Populations of burrowing owls have declined by more than 90% since the 1990s, and the species was listed as endangered in June 2003.
Some of the challenges facing the species are roads, conversion of native prairie to crop, a decline in mammals that dig burrows the owls live in and a different community of predators. One such predator is the Great Horned Owl, which weren’t found on the prairie until there were structures – abandoned buildings, power poles, old gas wells and fence posts – for them to perch on to hunt.
“Ultimately, the prairies are a different place than they were in the past,” stated Graham Dixon-MacCallum, population ecologist with the Wilder Institute and Calgary Zoo. “Burrowing owls are from a different time, they love that flat, wide open prairie between Medicine Hat and Brooks.”
Burrowing owls not only need burrows, which they use to nest in and seek shelter, in southeast Alberta, but also between Alberta and Mexico, where they spend the winter, resulting in migration becoming increasingly difficult.
Nestlings are the least likely to survive and that is the reason the Wilder Institute has chosen to focus on this age range since 2016 with much of the work being done in the Suffield area. The nestlings are captured and placed under human care from about late July of one year until spring of the following year.
“We are really fortunate at the Wilder Institute that we aren’t doing this work alone,” explained Dixon-MacCallum. “We do these releases on CFB Suffield and on privately managed ranches in the Suffield area and we couldn’t do this work without those local ranchers. Burrowing owls like areas that are grazed so working with cattle ranches is really important for us because those pastures make for great habitat for burrowing owls.”
Researchers start out by finding nests and then monitoring them. Burrowing owls fledge from the nest when they are around 35 days old. In July, when the owls are between 20 to 35 days old, a one-way trap is installed at the entrance to a burrow. Once captured, each owl receives a unique leg band so researchers can differentiate one from the other.

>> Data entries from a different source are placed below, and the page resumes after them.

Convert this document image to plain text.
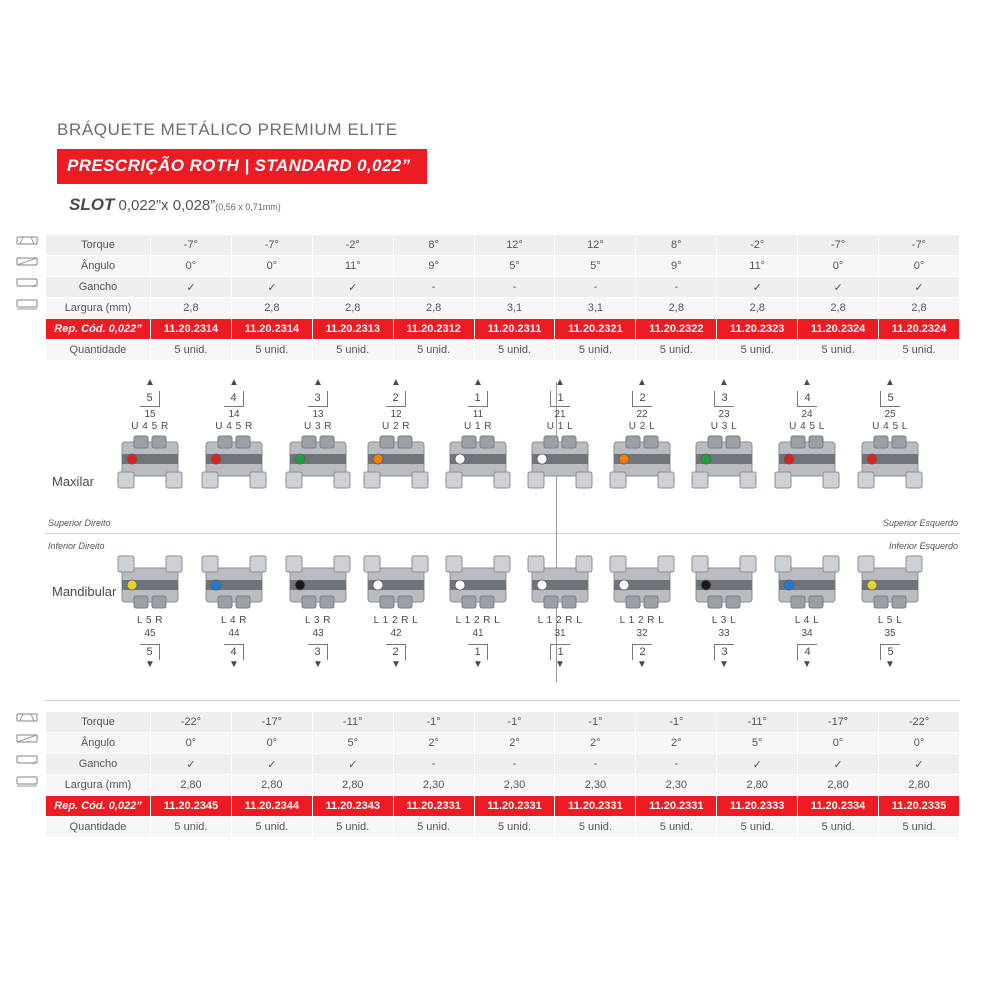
BRÁQUETE METÁLICO PREMIUM ELITE
PRESCRIÇÃO ROTH | STANDARD 0,022”
SLOT 0,022”x 0,028”(0,56 x 0,71mm)
Torque	-7°	-7°	-2°	8°	12°	12°	8°	-2°	-7°	-7°
Ângulo	0°	0°	11°	9°	5°	5°	9°	11°	0°	0°
Gancho	✓	✓	✓	-	-	-	-	✓	✓	✓
Largura (mm)	2,8	2,8	2,8	2,8	3,1	3,1	2,8	2,8	2,8	2,8
Rep. Cód. 0,022”	11.20.2314	11.20.2314	11.20.2313	11.20.2312	11.20.2311	11.20.2321	11.20.2322	11.20.2323	11.20.2324	11.20.2324
Quantidade	5 unid.	5 unid.	5 unid.	5 unid.	5 unid.	5 unid.	5 unid.	5 unid.	5 unid.	5 unid.
Maxilar
Mandibular
Superior Direito	Superior Esquerdo
Inferior Direito	Inferior Esquerdo
▲
5
15
U 4 5 R
▲
4
14
U 4 5 R
▲
3
13
U 3 R
▲
2
12
U 2 R
▲
1
11
U 1 R
▲
1
21
U 1 L
▲
2
22
U 2 L
▲
3
23
U 3 L
▲
4
24
U 4 5 L
▲
5
25
U 4 5 L
L 5 R
45
5
▼
L 4 R
44
4
▼
L 3 R
43
3
▼
L 1 2 R L
42
2
▼
L 1 2 R L
41
1
▼
L 1 2 R L
31
1
▼
L 1 2 R L
32
2
▼
L 3 L
33
3
▼
L 4 L
34
4
▼
L 5 L
35
5
▼
Torque	-22°	-17°	-11°	-1°	-1°	-1°	-1°	-11°	-17°	-22°
Ângulo	0°	0°	5°	2°	2°	2°	2°	5°	0°	0°
Gancho	✓	✓	✓	-	-	-	-	✓	✓	✓
Largura (mm)	2,80	2,80	2,80	2,30	2,30	2,30	2,30	2,80	2,80	2,80
Rep. Cód. 0,022”	11.20.2345	11.20.2344	11.20.2343	11.20.2331	11.20.2331	11.20.2331	11.20.2331	11.20.2333	11.20.2334	11.20.2335
Quantidade	5 unid.	5 unid.	5 unid.	5 unid.	5 unid.	5 unid.	5 unid.	5 unid.	5 unid.	5 unid.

Since 2016, the Wilder Institute has trapped hundreds of owls and have not observed any ill effects from the trapping method used.
“The methods we are using were developed by people who have been studying and trapping burrowing owls for decades, we are able to rely on the expertise of people who have come before us and have trained us and the agencies that give us permits with the provincial and federal governments who are also approving the protocols we use,” stated Dixon-MacCallum.
The nest sites are visited every week or two so researchers can collect data on when they lay eggs, when the eggs hatch and when the owls come above ground.
Only 6% of nestlings would return to Alberta to nest the following year without human intervention.
As Dixon-MacCallum explained, “We keep them in care throughout that period of really low returns and then we encourage them to be back nesting in Alberta the next year.”
Early in May, 26 owls were released back into the wild in the Suffield area, 12 male-female pairs and two individual females. Dixon-MacCallum said the burrowing owls are doing well post release and throughout the breeding season, although migration still remains a challenge. The field crew is currently out surveying for owls and keeping an eye on the ones recently released and will be bringing another cohort into human care this coming July.